Seth Godin recently wrote an article about “x1000” where he gives examples of things which when they happen a few times are manageable but when they happen one thousand times causes pain. He writes about the volume of spam phone calls and also a more extreme one in the form of climate change:
One freakish storm is something many economies and communities have a chance to recover from. But 1,000 days of weird weather is more than we can handle.
Another article writes about the concept of “silent sacking”. They propose that a company can change the conditions of work of someone to make them so unattractive that it effectively forces them to quit. They may be able to cope with a few changes but the accumulation of changes creates an environment they can no longer tolerate. (FYI I have no idea if that is happening at Amazon as they claim - I am just covering the concept).
We have seen recently on our project where a number of small changes had a cumulative effect on the performance. It was not one thing but a series of unrelated changes, each impacting the performance a little that added up to a noticeable change.
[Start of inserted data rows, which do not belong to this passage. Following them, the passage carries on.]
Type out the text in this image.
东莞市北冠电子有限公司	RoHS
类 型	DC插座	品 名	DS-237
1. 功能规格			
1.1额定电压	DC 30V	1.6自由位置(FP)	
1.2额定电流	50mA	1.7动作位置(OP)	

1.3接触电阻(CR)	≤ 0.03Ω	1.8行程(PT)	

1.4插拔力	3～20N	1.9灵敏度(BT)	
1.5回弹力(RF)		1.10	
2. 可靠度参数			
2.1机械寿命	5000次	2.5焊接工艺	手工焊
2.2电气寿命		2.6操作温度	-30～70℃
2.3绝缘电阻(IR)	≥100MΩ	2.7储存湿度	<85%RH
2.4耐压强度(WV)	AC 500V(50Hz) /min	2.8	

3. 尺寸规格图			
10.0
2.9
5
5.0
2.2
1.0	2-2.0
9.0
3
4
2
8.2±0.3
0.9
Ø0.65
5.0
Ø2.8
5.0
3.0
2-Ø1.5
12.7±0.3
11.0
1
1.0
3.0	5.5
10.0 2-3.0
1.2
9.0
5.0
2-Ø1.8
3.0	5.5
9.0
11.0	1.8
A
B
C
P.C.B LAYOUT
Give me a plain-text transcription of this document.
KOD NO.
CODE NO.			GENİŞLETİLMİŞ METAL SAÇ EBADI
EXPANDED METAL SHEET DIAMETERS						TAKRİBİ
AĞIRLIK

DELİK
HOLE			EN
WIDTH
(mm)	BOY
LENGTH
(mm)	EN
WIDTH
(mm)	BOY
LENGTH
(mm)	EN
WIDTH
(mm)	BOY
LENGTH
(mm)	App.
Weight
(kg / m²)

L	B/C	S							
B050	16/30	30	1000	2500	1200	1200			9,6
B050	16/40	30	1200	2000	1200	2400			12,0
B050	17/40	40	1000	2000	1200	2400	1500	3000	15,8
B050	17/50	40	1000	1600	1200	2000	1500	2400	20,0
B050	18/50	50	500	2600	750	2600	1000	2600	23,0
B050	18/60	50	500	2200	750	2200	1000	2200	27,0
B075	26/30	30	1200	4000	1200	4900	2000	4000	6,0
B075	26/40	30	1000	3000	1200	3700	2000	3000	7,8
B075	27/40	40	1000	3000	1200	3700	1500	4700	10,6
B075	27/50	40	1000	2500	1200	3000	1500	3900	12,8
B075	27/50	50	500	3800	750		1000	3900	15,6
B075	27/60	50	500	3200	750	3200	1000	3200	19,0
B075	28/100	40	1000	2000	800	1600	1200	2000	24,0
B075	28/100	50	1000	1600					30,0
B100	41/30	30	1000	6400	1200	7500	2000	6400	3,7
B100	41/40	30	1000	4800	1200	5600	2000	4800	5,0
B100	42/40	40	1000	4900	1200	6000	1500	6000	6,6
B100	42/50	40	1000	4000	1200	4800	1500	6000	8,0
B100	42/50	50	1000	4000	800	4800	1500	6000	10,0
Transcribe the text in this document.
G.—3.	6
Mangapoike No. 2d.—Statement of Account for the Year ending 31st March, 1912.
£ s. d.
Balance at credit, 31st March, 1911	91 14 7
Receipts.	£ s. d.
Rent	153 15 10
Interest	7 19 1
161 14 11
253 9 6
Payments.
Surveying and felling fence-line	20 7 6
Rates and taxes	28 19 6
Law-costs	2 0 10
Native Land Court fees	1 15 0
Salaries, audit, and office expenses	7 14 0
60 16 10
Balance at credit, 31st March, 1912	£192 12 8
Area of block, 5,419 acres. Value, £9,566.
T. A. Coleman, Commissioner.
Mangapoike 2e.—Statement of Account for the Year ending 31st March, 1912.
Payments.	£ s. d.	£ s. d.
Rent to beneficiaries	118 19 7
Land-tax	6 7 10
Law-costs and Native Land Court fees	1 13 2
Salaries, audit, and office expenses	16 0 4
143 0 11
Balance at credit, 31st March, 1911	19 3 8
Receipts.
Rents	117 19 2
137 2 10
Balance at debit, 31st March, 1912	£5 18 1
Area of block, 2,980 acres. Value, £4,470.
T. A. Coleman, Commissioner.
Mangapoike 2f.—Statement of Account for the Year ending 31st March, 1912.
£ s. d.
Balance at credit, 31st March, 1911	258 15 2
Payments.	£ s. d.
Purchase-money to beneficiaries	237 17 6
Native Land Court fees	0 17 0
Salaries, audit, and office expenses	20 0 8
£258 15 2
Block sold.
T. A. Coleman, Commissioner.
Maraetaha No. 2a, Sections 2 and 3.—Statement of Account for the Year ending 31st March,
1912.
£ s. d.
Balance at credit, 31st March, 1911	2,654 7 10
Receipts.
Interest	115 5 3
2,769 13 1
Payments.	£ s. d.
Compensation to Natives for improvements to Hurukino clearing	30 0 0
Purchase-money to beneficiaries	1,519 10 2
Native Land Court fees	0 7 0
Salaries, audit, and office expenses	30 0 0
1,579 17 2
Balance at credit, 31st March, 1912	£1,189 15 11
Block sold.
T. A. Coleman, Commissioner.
It took one of our engineers a week to work through them all and refactor them to restore performance.
We can see it in children. They learn how to nudge their parents into submission by repeating actions or requests until the parent can take no more and either snaps or gives in. The single action or request has little effect but the repetition has an impact.
It doesn’t always have to be negative. Maybe we can make the world a better place by doing small actions that have a cumulative effect. Maybe it would then become the “straw that fixed the camel’s back”?